Specific Cancer Types:
Rett syndrome
Comments:
CDKL5 has been linked with Rett Syndrome, which is a neuro-development disorder affecting psychomotor development, autistic like features, seizures, and slow head growth. Rett Syndrome is also associated with neuroblastomas.

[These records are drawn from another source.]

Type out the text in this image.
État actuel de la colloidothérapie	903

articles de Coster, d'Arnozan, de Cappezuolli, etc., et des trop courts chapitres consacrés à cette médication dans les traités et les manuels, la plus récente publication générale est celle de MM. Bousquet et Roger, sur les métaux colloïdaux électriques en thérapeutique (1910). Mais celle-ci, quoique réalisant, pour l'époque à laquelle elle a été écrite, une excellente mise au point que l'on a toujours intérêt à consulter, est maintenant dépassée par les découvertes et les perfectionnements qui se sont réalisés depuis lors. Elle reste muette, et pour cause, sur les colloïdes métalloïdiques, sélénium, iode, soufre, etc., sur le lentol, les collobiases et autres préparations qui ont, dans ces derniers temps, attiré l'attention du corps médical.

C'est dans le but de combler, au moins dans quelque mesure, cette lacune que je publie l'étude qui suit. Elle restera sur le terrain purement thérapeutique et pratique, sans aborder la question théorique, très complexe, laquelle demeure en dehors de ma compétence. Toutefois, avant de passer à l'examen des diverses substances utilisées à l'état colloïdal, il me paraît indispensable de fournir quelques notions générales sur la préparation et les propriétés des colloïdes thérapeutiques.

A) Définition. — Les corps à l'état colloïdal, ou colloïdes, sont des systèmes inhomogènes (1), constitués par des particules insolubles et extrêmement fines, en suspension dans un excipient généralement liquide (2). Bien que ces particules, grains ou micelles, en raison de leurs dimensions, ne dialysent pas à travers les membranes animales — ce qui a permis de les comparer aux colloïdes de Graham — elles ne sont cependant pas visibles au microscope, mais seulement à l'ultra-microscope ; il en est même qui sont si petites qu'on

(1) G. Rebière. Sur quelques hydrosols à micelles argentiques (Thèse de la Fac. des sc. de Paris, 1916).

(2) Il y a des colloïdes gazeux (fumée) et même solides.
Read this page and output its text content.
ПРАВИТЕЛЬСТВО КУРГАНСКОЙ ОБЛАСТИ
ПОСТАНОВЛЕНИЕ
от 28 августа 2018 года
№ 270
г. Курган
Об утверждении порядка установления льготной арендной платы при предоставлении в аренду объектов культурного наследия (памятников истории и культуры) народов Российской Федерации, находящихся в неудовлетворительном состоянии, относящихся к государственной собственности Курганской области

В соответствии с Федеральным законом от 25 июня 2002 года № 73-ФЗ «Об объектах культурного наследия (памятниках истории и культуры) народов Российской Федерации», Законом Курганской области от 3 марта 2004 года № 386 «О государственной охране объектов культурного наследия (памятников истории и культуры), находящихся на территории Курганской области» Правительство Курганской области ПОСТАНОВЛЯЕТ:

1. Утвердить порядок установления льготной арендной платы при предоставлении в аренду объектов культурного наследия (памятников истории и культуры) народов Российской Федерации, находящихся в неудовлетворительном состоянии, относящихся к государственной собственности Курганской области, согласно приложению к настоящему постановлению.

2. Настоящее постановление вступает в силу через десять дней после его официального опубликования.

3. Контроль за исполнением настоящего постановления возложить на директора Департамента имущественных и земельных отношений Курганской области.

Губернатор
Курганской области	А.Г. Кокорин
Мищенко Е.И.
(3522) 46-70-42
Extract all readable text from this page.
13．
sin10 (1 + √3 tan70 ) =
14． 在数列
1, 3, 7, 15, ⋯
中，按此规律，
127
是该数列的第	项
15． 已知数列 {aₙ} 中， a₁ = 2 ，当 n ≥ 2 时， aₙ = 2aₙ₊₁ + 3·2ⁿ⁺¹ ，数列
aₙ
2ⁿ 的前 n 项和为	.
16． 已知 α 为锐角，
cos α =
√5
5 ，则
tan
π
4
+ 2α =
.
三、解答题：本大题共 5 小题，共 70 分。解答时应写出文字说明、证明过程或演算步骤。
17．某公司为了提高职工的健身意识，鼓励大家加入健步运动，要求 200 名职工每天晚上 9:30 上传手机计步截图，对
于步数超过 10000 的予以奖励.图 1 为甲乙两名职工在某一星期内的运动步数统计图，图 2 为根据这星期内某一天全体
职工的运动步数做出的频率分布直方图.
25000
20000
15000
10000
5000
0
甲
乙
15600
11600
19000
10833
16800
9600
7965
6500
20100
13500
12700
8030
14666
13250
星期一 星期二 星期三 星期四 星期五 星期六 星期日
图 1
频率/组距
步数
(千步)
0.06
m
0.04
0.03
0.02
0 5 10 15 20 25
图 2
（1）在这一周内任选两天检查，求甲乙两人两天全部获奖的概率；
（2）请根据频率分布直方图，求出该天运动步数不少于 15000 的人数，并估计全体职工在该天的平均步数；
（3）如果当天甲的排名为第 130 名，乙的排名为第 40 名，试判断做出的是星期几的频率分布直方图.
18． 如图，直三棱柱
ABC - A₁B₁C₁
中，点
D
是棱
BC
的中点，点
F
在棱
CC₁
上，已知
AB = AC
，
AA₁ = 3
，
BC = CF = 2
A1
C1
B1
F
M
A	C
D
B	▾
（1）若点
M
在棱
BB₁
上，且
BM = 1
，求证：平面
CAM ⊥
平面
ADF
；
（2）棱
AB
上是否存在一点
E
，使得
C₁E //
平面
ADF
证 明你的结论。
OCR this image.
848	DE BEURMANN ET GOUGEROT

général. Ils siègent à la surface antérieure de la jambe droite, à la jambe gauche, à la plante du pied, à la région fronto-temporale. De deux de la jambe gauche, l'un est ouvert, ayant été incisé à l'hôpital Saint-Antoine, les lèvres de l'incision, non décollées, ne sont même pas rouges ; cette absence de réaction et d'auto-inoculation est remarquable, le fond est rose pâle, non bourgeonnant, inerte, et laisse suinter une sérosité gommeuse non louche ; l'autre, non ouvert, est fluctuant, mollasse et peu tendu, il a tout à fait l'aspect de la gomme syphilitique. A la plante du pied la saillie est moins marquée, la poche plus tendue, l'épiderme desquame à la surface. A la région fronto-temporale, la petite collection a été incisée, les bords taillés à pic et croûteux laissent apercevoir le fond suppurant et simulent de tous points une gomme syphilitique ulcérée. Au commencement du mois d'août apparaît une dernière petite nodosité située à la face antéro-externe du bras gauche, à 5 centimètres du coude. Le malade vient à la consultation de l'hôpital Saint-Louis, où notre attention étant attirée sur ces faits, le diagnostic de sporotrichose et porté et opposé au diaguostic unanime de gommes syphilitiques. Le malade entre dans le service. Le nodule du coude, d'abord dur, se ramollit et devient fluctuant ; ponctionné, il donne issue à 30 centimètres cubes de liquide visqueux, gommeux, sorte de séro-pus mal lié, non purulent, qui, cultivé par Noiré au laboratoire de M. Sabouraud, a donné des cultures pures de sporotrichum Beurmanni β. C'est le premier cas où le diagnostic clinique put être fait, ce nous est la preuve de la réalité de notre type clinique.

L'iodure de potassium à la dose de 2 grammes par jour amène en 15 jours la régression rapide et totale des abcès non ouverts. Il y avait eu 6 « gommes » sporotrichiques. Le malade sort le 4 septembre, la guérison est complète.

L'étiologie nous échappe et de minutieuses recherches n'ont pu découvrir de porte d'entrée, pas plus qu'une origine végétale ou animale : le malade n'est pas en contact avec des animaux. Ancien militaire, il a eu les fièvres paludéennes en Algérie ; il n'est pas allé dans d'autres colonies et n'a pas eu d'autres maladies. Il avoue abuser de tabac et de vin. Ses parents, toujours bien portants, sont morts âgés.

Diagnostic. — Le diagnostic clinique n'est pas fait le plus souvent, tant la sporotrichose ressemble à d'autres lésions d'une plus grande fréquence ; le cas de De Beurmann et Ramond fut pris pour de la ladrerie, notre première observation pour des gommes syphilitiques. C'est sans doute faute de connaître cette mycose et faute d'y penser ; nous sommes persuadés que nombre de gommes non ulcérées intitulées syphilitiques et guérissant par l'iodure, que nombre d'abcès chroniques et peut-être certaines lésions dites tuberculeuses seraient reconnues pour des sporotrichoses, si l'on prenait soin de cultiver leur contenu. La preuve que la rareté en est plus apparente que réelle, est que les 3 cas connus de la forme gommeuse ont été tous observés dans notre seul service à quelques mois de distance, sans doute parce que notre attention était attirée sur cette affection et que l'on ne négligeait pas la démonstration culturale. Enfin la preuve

Gene Expression in Cancers:
TranscriptoNET (www.transcriptonet.ca) analysis with mRNA expression data retrieved from the National Center for Biotechnology Information's Gene Expression Omnibus (GEO) database, which was normalized against 60 abundantly and commonly found proteins, indicated altered expression for this protein kinase as shown here as the percent change from normal tissue controls (%CFC) as supported with the Student T-test in human Brain glioblastomas (%CFC= -69, p<0.018). The COSMIC website notes an up-regulated expression score for CDKL5 in diverse human cancers of 355, which is 0.8-fold of the average score of 462 for the human protein kinases. The down-regulated expression score of 14 for this protein kinase in human cancers was 0.2-fold of the average score of 60 for the human protein kinases.
Mutagenesis Experiments:
Insertional mutagenesis studies in mice support a role for this protein kinase in mouse cancer oncogenesis.
Mutation Rate in All Cancers:
Percent mutation rates per 100 amino acids length in human cancers: 0.08 % in 24790 diverse cancer specimens. This rate is very similar (+ 5% higher) to the average rate of 0.075 % calculated for human protein kinases in general.
Mutation Rate in Specific Cancers:
Highest percent mutation rates per 100 amino acids length in human cancers: 0.37 % in 1296 large intestine cancers tested; 0.31 % in 589 stomach cancers tested; 0.27 % in 603 endometrium cancers tested; 0.25 % in 864 skin cancers tested; 0.21 % in 273 cervix cancers tested.
Frequency of Mutated Sites:
Most frequent mutations with the number of reports indicated in brackets: S603F (8); R875W (5).
Comments:
Only 2 insertions, and no deletions or complex mutations are noted on the COSMIC website.